US government signs lease with energy firm for Mass. offshore wind farm, nation’s first

Wednesday, October 6, 2010

US government signs lease with Cape Cod wind farm

BOSTON — The developers of a wind energy project off the Massachusetts coast, the nation’s first offshore wind farm, signed a 28-year lease with the federal government Wednesday.

The lease will cost Cape Wind Associates LLC $88,278 in annual rent prior to production, and a 2 percent to 7 percent operating fee once it starts making electricity.

U.S. Interior Secretary Ken Salazar and Cape Wind officials signed the lease at a meeting of the American Wind Energy Association in Atlantic City, N.J. In April, Salazar approved the 130-turbine project following more than eight years of federal review.

Seth Kaplan of the pro-Cape Wind environmental group, the Conservation Law Foundation, said the crowd in the convention hall rose to its feet to cheer the announcement. After such a difficult battle for approval, it was a “huge moment” to see concrete steps taken on a project that will help establish a new U.S. clean energy industry and battle global warming, Kaplan said.

“It’s the beginning of something,” Kaplan said. “When I sit down and look at what we need to do to save ourselves, save our environment, save our economy, this is the beginning.”
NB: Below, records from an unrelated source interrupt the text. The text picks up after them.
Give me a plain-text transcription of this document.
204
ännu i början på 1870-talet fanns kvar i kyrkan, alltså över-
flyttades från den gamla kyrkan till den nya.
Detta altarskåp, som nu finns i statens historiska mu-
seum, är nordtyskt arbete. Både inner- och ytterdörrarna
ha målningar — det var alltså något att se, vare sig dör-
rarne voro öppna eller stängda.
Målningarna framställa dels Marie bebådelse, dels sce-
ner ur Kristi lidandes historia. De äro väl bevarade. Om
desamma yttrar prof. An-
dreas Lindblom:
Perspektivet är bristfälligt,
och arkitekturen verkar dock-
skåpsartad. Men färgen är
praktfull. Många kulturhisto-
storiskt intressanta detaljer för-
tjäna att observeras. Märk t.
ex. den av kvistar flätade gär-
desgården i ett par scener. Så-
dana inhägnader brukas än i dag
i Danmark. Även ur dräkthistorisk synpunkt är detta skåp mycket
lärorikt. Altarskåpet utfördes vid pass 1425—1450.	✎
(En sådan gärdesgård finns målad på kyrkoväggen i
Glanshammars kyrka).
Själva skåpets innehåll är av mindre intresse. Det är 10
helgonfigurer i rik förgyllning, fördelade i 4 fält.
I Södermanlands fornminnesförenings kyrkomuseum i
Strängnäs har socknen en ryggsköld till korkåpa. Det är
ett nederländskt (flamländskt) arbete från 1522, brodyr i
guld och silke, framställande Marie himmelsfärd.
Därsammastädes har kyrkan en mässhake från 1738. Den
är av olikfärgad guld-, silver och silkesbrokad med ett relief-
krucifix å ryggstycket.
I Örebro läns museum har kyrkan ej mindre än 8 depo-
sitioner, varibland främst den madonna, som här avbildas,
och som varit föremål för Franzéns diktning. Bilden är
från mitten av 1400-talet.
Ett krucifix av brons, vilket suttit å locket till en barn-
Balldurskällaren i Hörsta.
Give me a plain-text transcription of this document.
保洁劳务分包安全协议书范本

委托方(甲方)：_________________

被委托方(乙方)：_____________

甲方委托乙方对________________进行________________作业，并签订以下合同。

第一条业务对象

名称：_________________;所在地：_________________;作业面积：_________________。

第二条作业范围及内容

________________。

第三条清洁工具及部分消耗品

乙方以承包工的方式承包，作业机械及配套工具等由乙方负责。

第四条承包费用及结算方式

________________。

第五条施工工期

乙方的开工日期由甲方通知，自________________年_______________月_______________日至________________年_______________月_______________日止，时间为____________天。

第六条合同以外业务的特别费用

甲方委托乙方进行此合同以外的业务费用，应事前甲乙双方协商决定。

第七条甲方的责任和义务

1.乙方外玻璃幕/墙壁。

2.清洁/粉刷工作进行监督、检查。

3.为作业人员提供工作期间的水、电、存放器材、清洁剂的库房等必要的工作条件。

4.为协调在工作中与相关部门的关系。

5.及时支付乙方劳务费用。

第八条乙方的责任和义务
When completed, Cape Wind will cover 25 square miles in Nantucket Sound. It’s expected to generate a maximum of 468 megawatts with an average anticipated output of 182 megawatts, enough to power about 70,000 homes.

Developers hope to have the project running by the end of 2012, but obstacles remain.

Several opponents have filed lawsuits, and a deal with the utility National Grid to buy half the project’s power is being weighed by state regulators, who are expected to decide on it by the end of November. Cape Wind developers need the contract approved to begin construction by the end of the year — a condition to qualify for key federal tax credits.

Project opponents say Cape Wind’s power is too expensive and argue the project threatens marine life as well as maritime traffic and industry. They also say it will ruin historic vistas in the sound.

Audra Parker of the Alliance to Protect Nantucket Sound, the chief opposition group, said apart from the other hurdles, Cape Wind must sell the other half of its power and can’t proceed with construction without presenting a detailed operating plan to federal regulators.

“Even though they have the lease, Cape Wind is far from shovel-ready,” Parker said.